Isabel had thrown off her shawl and hat, and was standing on the other side of the stove; she was tingling with cold and youthful spirits.

"I'm keeping school," said she. "School can't keep without me. And I'm going over to Sudleigh, every Saturday, to take elocution lessons. I'm having my own way, and I'm happy as a clam. Now, why can't you come and live with me? You said you would, the very day aunt Eliza died."

"I know I did," owned the visitor, lowering her voice, and casting a glance over her shoulder. "But I never had an idea then how Mary Ellen 'd feel about it. She said she wouldn't live in this town, not if she was switched. I dunno why she's so ag'in' it, but she seems to be, an' there 't is!"

"Why, aunt Luceba!" Isabel had left her position to draw forward a chair. "What's that?" She pointed to the foot of the lounge, where, half hidden in shadow, stood a large, old-fashioned blue chest.

"'Sh! that's it! that's what I come for. It's her chist."

"Whose?"

"Your aunt 'Liza's." She looked Isabel in the face with an absurd triumph and awe. She had done a brave deed, the nature of which was not at once apparent.

"What's in it?" asked Isabel, walking over to it.

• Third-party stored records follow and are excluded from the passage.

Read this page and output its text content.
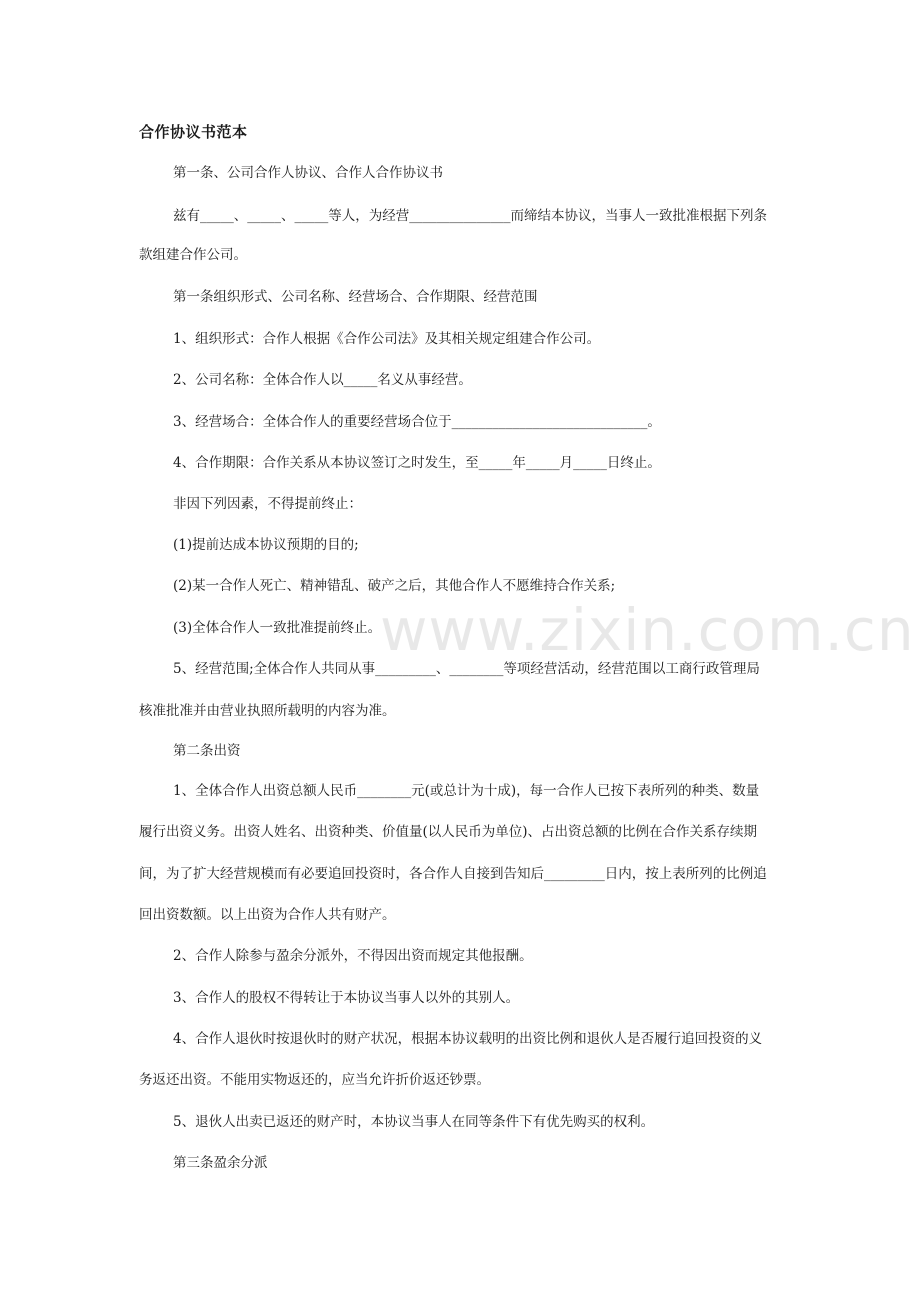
合作协议书范本

第一条、公司合作人协议、合作人合作协议书

兹有_____、_____、_____等人，为经营_______________而缔结本协议，当事人一致批准根据下列条

款组建合作公司。

第一条组织形式、公司名称、经营场合、合作期限、经营范围

1、组织形式：合作人根据《合作公司法》及其相关规定组建合作公司。

2、公司名称：全体合作人以_____名义从事经营。

3、经营场合：全体合作人的重要经营场合位于_____________________________。

4、合作期限：合作关系从本协议签订之时发生，至_____年_____月_____日终止。

非因下列因素，不得提前终止：

(1)提前达成本协议预期的目的;

(2)某一合作人死亡、精神错乱、破产之后，其他合作人不愿维持合作关系;

(3)全体合作人一致批准提前终止。

5、经营范围;全体合作人共同从事_________、________等项经营活动，经营范围以工商行政管理局

核准批准并由营业执照所载明的内容为准。

第二条出资

1、全体合作人出资总额人民币________元(或总计为十成)，每一合作人已按下表所列的种类、数量

履行出资义务。出资人姓名、出资种类、价值量(以人民币为单位)、占出资总额的比例在合作关系存续期

间，为了扩大经营规模而有必要追回投资时，各合作人自接到告知后_________日内，按上表所列的比例追

回出资数额。以上出资为合作人共有财产。

2、合作人除参与盈余分派外，不得因出资而规定其他报酬。

3、合作人的股权不得转让于本协议当事人以外的其别人。

4、合作人退伙时按退伙时的财产状况，根据本协议载明的出资比例和退伙人是否履行追回投资的义

务返还出资。不能用实物返还的，应当允许折价返还钞票。

5、退伙人出卖已返还的财产时，本协议当事人在同等条件下有优先购买的权利。

第三条盈余分派

www.zixin.com.cn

"Don't you touch it!" cried her aunt, in agitation. "I wouldn't have you meddle with it—But there! it's locked. I al'ays forgit that. I feel as if the things could git out an' walk. Here! you let it alone, an' byme-by we'll open it. Se' down here on the lounge. There, now! I guess I can tell ye. It was sister 'Liza's chist, an' she kep' it up attic. She begun it when we wa'n't more'n girls goin' to Number Six, an' she's been fillin' on 't ever sence."

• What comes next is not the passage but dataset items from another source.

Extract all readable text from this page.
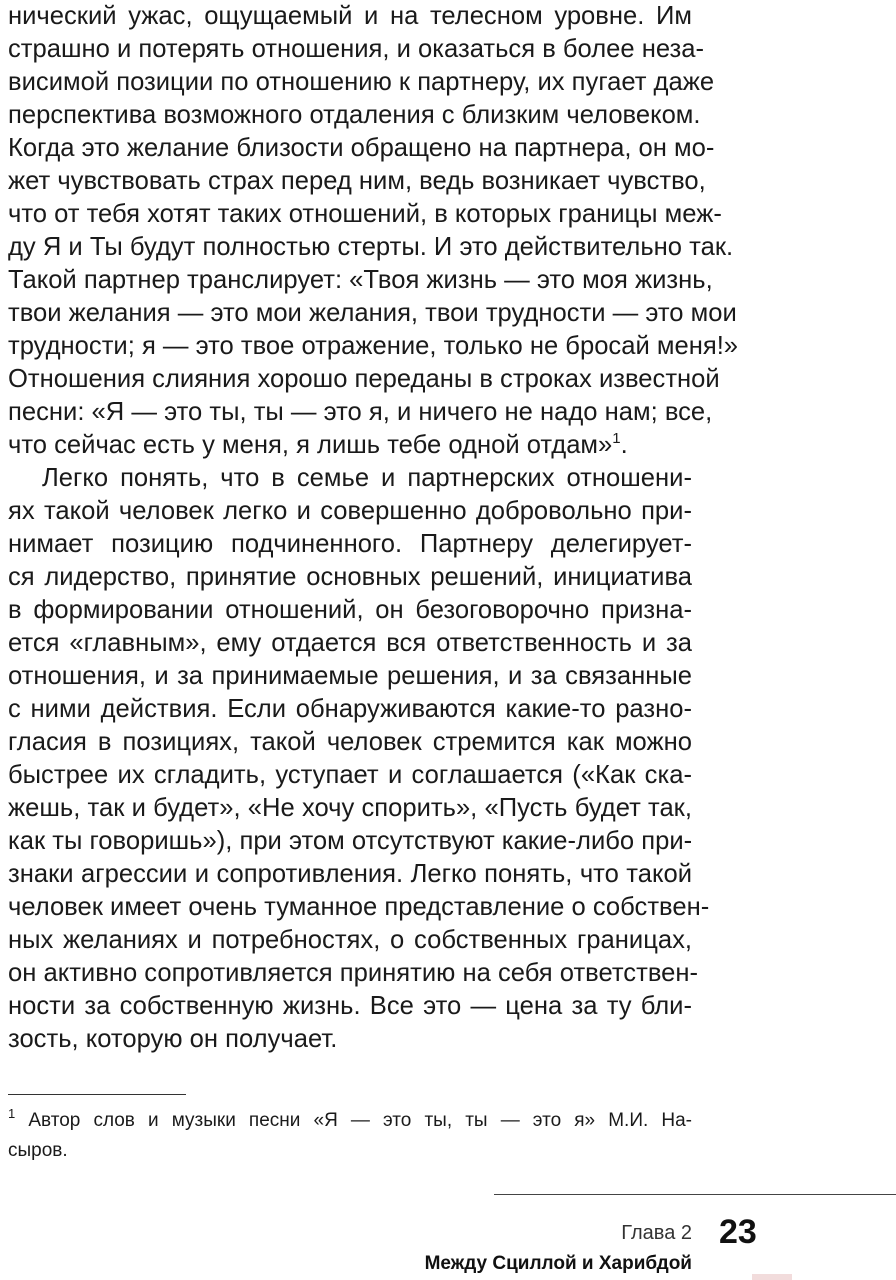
нический ужас, ощущаемый и на телесном уровне. Им
страшно и потерять отношения, и оказаться в более неза-
висимой позиции по отношению к партнеру, их пугает даже
перспектива возможного отдаления с близким человеком.
Когда это желание близости обращено на партнера, он мо-
жет чувствовать страх перед ним, ведь возникает чувство,
что от тебя хотят таких отношений, в которых границы меж-
ду Я и Ты будут полностью стерты. И это действительно так.
Такой партнер транслирует: «Твоя жизнь — это моя жизнь,
твои желания — это мои желания, твои трудности — это мои
трудности; я — это твое отражение, только не бросай меня!»
Отношения слияния хорошо переданы в строках известной
песни: «Я — это ты, ты — это я, и ничего не надо нам; все,
что сейчас есть у меня, я лишь тебе одной отдам»$^1$.
Легко понять, что в семье и партнерских отношени-
ях такой человек легко и совершенно добровольно при-
нимает позицию подчиненного. Партнеру делегирует-
ся лидерство, принятие основных решений, инициатива
в формировании отношений, он безоговорочно призна-
ется «главным», ему отдается вся ответственность и за
отношения, и за принимаемые решения, и за связанные
с ними действия. Если обнаруживаются какие-то разно-
гласия в позициях, такой человек стремится как можно
быстрее их сгладить, уступает и соглашается («Как ска-
жешь, так и будет», «Не хочу спорить», «Пусть будет так,
как ты говоришь»), при этом отсутствуют какие-либо при-
знаки агрессии и сопротивления. Легко понять, что такой
человек имеет очень туманное представление о собствен-
ных желаниях и потребностях, о собственных границах,
он активно сопротивляется принятию на себя ответствен-
ности за собственную жизнь. Все это — цена за ту бли-
зость, которую он получает.
$^1$ Автор слов и музыки песни «Я — это ты, ты — это я» М.И. На-
сыров.
Глава 2 23
Между Сциллой и Харибдой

"Begun it! You talk as if 't was a quilt!" Isabel began to laugh.

"Now don't!" said her aunt, in great distress. "Don't ye! I s'pose 't was because we was such little girls an' all when 'Liza started it, but it makes me as nervous as a witch, an' al'ays did. You see, 'Liza was a great hand for deaths an' buryin's; an' as for funerals, she'd ruther go to 'em than eat. I'd say that if she was here this minute, for more'n once I said it to her face. Well, everybody 't died, she saved suthin' they wore or handled the last thing, an' laid it away in this chist; an' last time I see it opened, 't was full, an' she kind o' smacked her lips, an' said she should have to begin another. But the very next week she was took away."

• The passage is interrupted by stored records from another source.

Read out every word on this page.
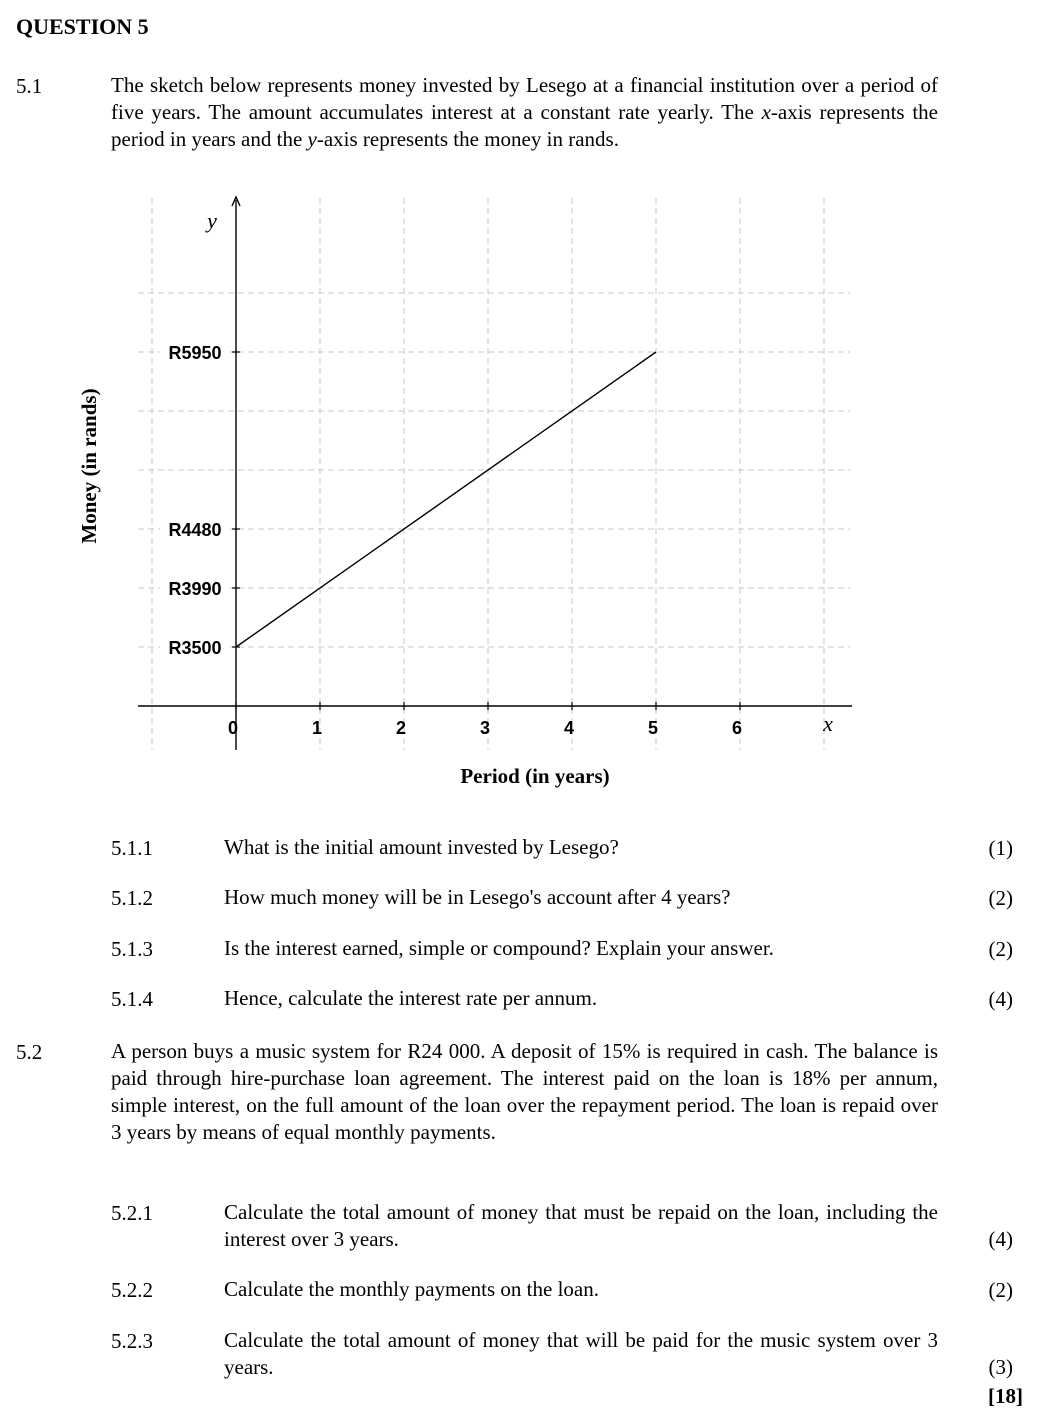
QUESTION 5
5.1	The sketch below represents money invested by Lesego at a financial institution over a period of five years. The amount accumulates interest at a constant rate yearly. The x-axis represents the period in years and the y-axis represents the money in rands.
y
x
Period (in years)
Money (in rands)
0	1	2	3	4	5	6
R3500
R3990
R4480
R5950
5.1.1	What is the initial amount invested by Lesego?	(1)
5.1.2	How much money will be in Lesego's account after 4 years?	(2)
5.1.3	Is the interest earned, simple or compound? Explain your answer.	(2)
5.1.4	Hence, calculate the interest rate per annum.	(4)
5.2	A person buys a music system for R24 000. A deposit of 15% is required in cash. The balance is paid through hire-purchase loan agreement. The interest paid on the loan is 18% per annum, simple interest, on the full amount of the loan over the repayment period. The loan is repaid over 3 years by means of equal monthly payments.
5.2.1	Calculate the total amount of money that must be repaid on the loan, including the interest over 3 years.	(4)
5.2.2	Calculate the monthly payments on the loan.	(2)
5.2.3	Calculate the total amount of money that will be paid for the music system over 3 years.	(3)
[18]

"Aunt Luceba," said Isabel suddenly, "was aunt Eliza hard to live with? Did you and aunt Mary Ellen have to toe the mark?"

"Don't you say one word," answered her aunt hastily. "That's all past an' gone. There ain't no way of settlin' old scores but buryin' of 'em. She was older'n we were, an' on'y a step-sister, arter all. We must think o' that. Well, I must come to the end o' my story, an' then we'll open the chist. Next day arter we laid her away, it come into my head, 'Now we can burn up them things.' It may ha' been wicked, but there 't was, an' the thought kep' arter me, till all I could think of was the chist; an' byme-by I says to Mary Ellen, one mornin', 'Le's open it to-day an' make a burnfire!' An' Mary Ellen she turned as white as a sheet, an' dropped her spoon into her sasser, an' she says: 'Not yet! Luceba, don't you ask me to touch it yet.' An' I found out, though she never 'd say another word, that it unset her more'n it did me. One day, I come on her up attic stan'in' over it with the key in her hand, an' she turned round as if I'd ketched her stealin', an' slipped off downstairs. An' this arternoon, she went into Tilly Ellison's with her work, an' it come to me all of a sudden how I'd git Tim Yatter to harness an' load the chist onto the pung, an' I'd bring it over here, an' we'd look it over together; an' then, if there's nothin' in it but what I think, I'd leave it behind, an' maybe you or Sadie 'd burn it. John Cole happened to ride by, and he helped me in with it. I ain't a-goin' to have Mary Ellen worried. She's different from me. She went to school, same's you have, an' she's different somehow. She's been meddled with all her life, an' I'll be whipped if she sha'n't make a new start. Should you jest as lieves ask Sadie or John?"